Das Hausmädchen schlug den Essensgong, und gleich darauf saß die Familie Triepke samt Asta am Abendbrottisch. Heute war Montag, und die Triepkes erwarteten weder Besuch noch gingen sie aus. Es gab eine leichte Rindersuppe mit Grießklößchen darin, die Asta sehr mochte. Danach servierte das Hausmädchen einen gekochten Tafelspitz, dazu Kartoffeln und Bohnengemüse. Bei Asta zu Hause hatte es nur einmal in der Woche Fleisch gegeben, hier, bei Triepkes, gab es das jeden Abend. Die Triepkes tranken Wein dazu, der rot wie Blut in den geschliffenen Gläsern funkelte. Für Marie und Asta hatte die Köchin eine Minzlimonade zubereitet.

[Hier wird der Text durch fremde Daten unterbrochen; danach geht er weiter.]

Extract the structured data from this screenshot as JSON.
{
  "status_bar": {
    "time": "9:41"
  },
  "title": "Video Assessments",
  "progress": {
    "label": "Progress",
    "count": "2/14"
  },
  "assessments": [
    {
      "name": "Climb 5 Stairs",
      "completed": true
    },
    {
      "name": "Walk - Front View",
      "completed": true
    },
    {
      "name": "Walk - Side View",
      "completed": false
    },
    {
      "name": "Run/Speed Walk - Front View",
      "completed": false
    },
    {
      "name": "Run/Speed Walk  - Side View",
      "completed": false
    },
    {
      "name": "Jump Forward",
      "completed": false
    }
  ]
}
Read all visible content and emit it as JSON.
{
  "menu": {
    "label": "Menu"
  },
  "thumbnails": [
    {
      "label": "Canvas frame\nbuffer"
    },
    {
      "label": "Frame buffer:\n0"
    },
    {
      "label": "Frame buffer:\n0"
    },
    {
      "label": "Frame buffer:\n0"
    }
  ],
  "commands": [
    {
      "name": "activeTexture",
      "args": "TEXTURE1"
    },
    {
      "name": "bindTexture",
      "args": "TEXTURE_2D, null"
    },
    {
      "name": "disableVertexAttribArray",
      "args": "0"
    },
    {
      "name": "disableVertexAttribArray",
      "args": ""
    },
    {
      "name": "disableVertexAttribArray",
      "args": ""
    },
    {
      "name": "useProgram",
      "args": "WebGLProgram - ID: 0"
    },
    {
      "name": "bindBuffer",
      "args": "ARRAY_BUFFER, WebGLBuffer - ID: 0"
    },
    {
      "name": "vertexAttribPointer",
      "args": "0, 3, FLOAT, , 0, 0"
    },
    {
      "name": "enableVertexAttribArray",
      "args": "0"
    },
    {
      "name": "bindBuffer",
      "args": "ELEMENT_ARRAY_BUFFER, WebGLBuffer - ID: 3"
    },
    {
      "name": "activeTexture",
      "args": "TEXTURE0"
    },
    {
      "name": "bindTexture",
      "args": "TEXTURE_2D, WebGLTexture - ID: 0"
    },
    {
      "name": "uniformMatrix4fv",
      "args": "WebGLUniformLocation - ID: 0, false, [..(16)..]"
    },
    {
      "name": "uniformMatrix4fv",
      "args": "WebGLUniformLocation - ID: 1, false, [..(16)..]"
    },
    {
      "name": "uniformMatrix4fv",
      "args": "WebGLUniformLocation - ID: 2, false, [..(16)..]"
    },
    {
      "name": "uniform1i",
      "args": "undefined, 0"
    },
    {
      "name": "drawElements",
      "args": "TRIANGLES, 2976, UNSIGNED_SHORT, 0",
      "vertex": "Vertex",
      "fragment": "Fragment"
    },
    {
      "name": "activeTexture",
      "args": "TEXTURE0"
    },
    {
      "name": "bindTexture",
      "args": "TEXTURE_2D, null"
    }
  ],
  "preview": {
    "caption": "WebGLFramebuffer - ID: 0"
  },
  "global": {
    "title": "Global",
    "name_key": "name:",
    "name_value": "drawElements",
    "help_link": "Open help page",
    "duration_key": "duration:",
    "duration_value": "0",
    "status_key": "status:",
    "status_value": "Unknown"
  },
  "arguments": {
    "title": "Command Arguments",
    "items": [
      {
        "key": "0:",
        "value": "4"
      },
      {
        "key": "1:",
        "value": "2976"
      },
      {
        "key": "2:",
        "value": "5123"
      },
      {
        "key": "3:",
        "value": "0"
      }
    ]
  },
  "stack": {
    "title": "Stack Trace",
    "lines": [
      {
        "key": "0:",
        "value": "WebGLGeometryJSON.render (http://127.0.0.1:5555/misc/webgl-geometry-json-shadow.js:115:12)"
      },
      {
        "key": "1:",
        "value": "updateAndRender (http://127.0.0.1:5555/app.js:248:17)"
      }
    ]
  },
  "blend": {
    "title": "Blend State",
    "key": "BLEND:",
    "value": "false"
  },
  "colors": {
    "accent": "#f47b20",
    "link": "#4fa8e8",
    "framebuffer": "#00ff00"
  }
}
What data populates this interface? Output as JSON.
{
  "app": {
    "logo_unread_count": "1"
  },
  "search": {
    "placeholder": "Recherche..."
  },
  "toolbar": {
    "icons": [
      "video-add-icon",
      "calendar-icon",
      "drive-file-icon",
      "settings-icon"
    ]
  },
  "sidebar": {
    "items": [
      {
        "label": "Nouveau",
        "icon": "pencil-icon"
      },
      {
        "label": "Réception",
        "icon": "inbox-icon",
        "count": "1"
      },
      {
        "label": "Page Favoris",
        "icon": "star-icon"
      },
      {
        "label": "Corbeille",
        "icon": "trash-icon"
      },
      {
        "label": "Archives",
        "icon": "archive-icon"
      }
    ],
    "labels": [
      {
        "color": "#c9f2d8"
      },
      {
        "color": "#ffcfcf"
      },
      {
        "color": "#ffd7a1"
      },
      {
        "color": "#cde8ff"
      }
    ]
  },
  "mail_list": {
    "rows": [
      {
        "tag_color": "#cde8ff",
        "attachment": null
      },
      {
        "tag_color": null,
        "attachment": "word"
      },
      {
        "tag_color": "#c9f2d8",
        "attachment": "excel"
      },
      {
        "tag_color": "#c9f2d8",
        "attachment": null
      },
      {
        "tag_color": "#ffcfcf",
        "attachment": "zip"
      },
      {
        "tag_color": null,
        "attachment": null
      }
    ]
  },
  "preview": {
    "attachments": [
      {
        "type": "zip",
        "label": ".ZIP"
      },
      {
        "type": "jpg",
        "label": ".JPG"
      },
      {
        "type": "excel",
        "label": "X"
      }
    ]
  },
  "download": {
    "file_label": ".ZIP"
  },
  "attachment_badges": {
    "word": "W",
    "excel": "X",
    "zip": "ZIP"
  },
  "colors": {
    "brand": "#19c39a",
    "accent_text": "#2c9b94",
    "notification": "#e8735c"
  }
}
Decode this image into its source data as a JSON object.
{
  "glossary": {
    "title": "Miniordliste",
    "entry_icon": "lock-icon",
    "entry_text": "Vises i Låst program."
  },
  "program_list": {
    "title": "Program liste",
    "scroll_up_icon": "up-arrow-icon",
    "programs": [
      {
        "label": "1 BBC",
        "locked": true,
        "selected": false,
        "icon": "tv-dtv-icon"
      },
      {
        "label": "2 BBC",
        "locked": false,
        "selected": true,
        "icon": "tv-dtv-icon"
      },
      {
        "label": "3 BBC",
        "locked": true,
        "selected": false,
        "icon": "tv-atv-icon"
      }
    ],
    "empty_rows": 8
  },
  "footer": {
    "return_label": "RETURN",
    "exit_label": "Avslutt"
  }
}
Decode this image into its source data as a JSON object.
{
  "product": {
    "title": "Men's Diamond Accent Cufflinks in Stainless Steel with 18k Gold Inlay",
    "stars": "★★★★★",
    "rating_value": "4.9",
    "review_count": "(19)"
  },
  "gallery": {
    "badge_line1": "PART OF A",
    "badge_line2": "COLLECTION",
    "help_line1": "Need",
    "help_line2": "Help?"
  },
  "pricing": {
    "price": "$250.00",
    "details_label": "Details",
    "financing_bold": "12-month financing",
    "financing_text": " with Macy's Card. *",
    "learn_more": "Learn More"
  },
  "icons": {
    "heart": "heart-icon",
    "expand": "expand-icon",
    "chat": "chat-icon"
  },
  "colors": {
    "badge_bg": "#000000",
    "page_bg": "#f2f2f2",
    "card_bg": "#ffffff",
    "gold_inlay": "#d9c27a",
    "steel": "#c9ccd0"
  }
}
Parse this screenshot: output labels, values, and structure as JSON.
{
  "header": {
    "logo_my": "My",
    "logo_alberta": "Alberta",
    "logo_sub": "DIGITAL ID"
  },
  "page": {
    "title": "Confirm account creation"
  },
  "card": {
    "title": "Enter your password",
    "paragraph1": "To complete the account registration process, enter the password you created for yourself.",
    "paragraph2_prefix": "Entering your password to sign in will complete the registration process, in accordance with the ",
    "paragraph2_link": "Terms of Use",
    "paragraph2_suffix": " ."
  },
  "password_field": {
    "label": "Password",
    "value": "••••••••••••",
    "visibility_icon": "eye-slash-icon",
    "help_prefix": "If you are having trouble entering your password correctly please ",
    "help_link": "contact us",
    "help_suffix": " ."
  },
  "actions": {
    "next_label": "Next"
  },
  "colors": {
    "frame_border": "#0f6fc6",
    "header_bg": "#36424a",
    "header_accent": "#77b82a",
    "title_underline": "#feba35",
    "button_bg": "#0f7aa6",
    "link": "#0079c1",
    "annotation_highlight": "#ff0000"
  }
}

Die Gespräche bei Tisch waren ewig dieselben. Minna Triepke fragte ihren Mann nach seinem Tag, und wenn er dann aus der Weberei berichtete, hörte sie kaum zu. Sie ließ ihren Blick durch das Esszimmer wandern, immer auf der Suche nach Dingen, die es zu verbessern galt. Und kaum war ihr Mann fertig mit seinem Bericht, sprach Minna: «Die Holmstedts haben jetzt einen neuen Kamin im Speisezimmer. Ganz aus Marmor. Aus Italien haben sie sich den kommen lassen. Sehr elegant. Ich überlege, ob sich so ein Marmorkamin auch bei uns gut machen würde. Wir haben zwar die schöne Holzverkleidung, aber in Mode ist das nicht mehr.» Und dann brachte das Hausmädchen den Nachtisch. Asta mochte den Pudding am meisten, aber heute gab es eingemachte Birnen, an denen noch ein paar Nelken hingen.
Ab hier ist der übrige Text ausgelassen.